In the springtime at night, I sit outside in my garden sometimes, waiting quietly in the dark until I can hear the tiny chewing sounds of slugs and snails eating the leaves of my plants. I have to allow every part of myself to slow down, to forget what has happened earlier and what might happen later, to use the ‘emptiness of attention’ that I learned from Anton Ehrenzweig when I read The Hidden Order of Art in my late teens. To use a spatial analogy, it’s like descending in a slow lift, moving down through the floors and stopping somewhere near the basement of hearing, where the tiniest of sounds seems amplified. Once down at this level, sounds that are normally considered quiet can shock the system. As snails move from leaf to leaf, snail’s pace of course, the leaf they vacate snaps back into its unburdened position with a bang. This is more disturbing than peaceful.

On a still night in spring, in the darkness, there is little to see other than the static design of my garden, obscured by a shadow world. What I hear is a dynamic sonification of the animate life hidden within that shadow world, eating its ways through hosta, iris, and other succulent leaves, and so the experience of being within that particular place, also hearing the atmospherics of late night traffic noise, spiked by drunken shouts from distant streets and the occasional wailing police siren, contains endless variety at a level of perception so remote as to demand attention that is both focussed and relaxed.
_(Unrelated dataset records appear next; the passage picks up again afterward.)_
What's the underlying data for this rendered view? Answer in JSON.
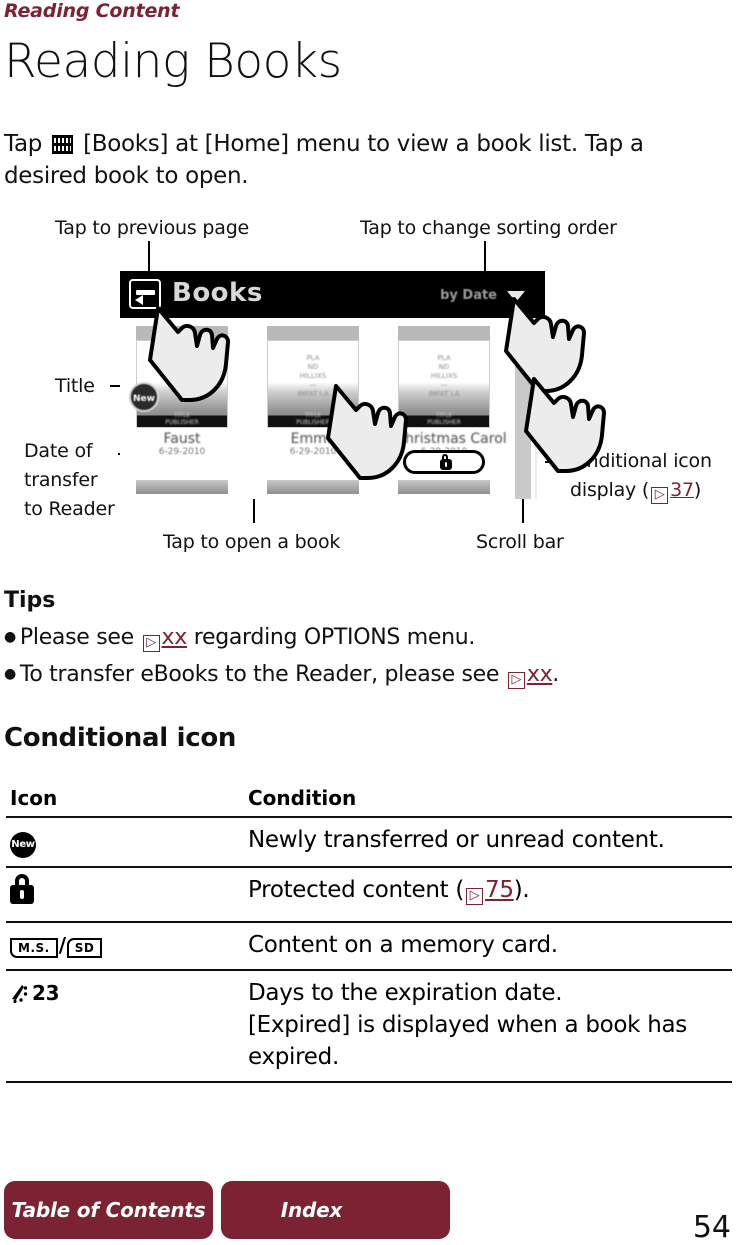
{
  "header": {
    "running_head": "Reading Content",
    "chapter_title": "Reading Books"
  },
  "intro": {
    "before_icon": "Tap ",
    "icon": "books-shelf-icon",
    "after_icon": " [Books] at [Home] menu to view a book list. Tap a desired book to open."
  },
  "diagram": {
    "callouts": {
      "prev_page": "Tap to previous page",
      "sorting_order": "Tap to change sorting order",
      "title": "Title",
      "date_of_transfer": "Date of\ntransfer\nto Reader",
      "open_book": "Tap to open a book",
      "scroll_bar": "Scroll bar",
      "conditional_icon_l1": "Conditional icon",
      "conditional_icon_l2_pre": "display (",
      "conditional_icon_ref": "37",
      "conditional_icon_l2_post": ")"
    },
    "device": {
      "bar_title": "Books",
      "sort_label": "by Date",
      "back_icon": "back-arrow-icon",
      "sort_caret_icon": "chevron-down-icon",
      "books": [
        {
          "title": "Faust",
          "date": "6-29-2010",
          "badge": "New",
          "cover_lines": "",
          "cover_foot": "TITLE\nPUBLISHER"
        },
        {
          "title": "Emma",
          "date": "6-29-2010",
          "badge": "",
          "cover_lines": "PLA\nND\nHILLIXS\n—\nIMFAT I.A",
          "cover_foot": "TITLE\nPUBLISHER"
        },
        {
          "title": "A Christmas Carol",
          "date": "6-29-2010",
          "badge": "",
          "cover_lines": "PLA\nND\nHILLIXS\n—\nIMFAT I.A",
          "cover_foot": "TITLE\nPUBLISHER"
        }
      ]
    }
  },
  "tips": {
    "heading": "Tips",
    "items": [
      {
        "pre": "Please see",
        "ref": "xx",
        "post": "regarding OPTIONS menu."
      },
      {
        "pre": "To transfer eBooks to the Reader, please see",
        "ref": "xx",
        "post": "."
      }
    ]
  },
  "conditional_icon": {
    "heading": "Conditional icon",
    "columns": [
      "Icon",
      "Condition"
    ],
    "rows": [
      {
        "icon_name": "new-badge-icon",
        "icon_text": "New",
        "condition": "Newly transferred or unread content."
      },
      {
        "icon_name": "lock-icon",
        "icon_text": "",
        "condition_pre": "Protected content (",
        "condition_ref": "75",
        "condition_post": ")."
      },
      {
        "icon_name": "memory-card-icon",
        "icon_text_ms": "M.S.",
        "icon_text_sep": "/",
        "icon_text_sd": "SD",
        "condition": "Content on a memory card."
      },
      {
        "icon_name": "expiration-clock-icon",
        "icon_text": "23",
        "condition": "Days to the expiration date.\n[Expired] is displayed when a book has expired."
      }
    ]
  },
  "footer": {
    "toc_label": "Table of Contents",
    "index_label": "Index",
    "page_number": "54"
  },
  "colors": {
    "accent": "#7b2333",
    "text": "#111111",
    "device_bar": "#000000"
  }
}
Detail is picked out from a low noise floor that I can only describe as air sound – a sound that evades analysis or recording because it combines the sound of our internal functioning, the body sounds we would hear in the total silence of an anechoic chamber, with a blend of near-field and distant-field atmospherics. This undifferentiated background can be comforting, in the immediate present as an indication that life is perpetuated, the world still turns, and at the level of emotion and memory, a reminder of the sonic presence of loudspeakers, amplifier hum, recording noise, ear sound and human presence – the sound of a person sleeping, for example - but it acts also as a grainy context in which detail feels spatially settled.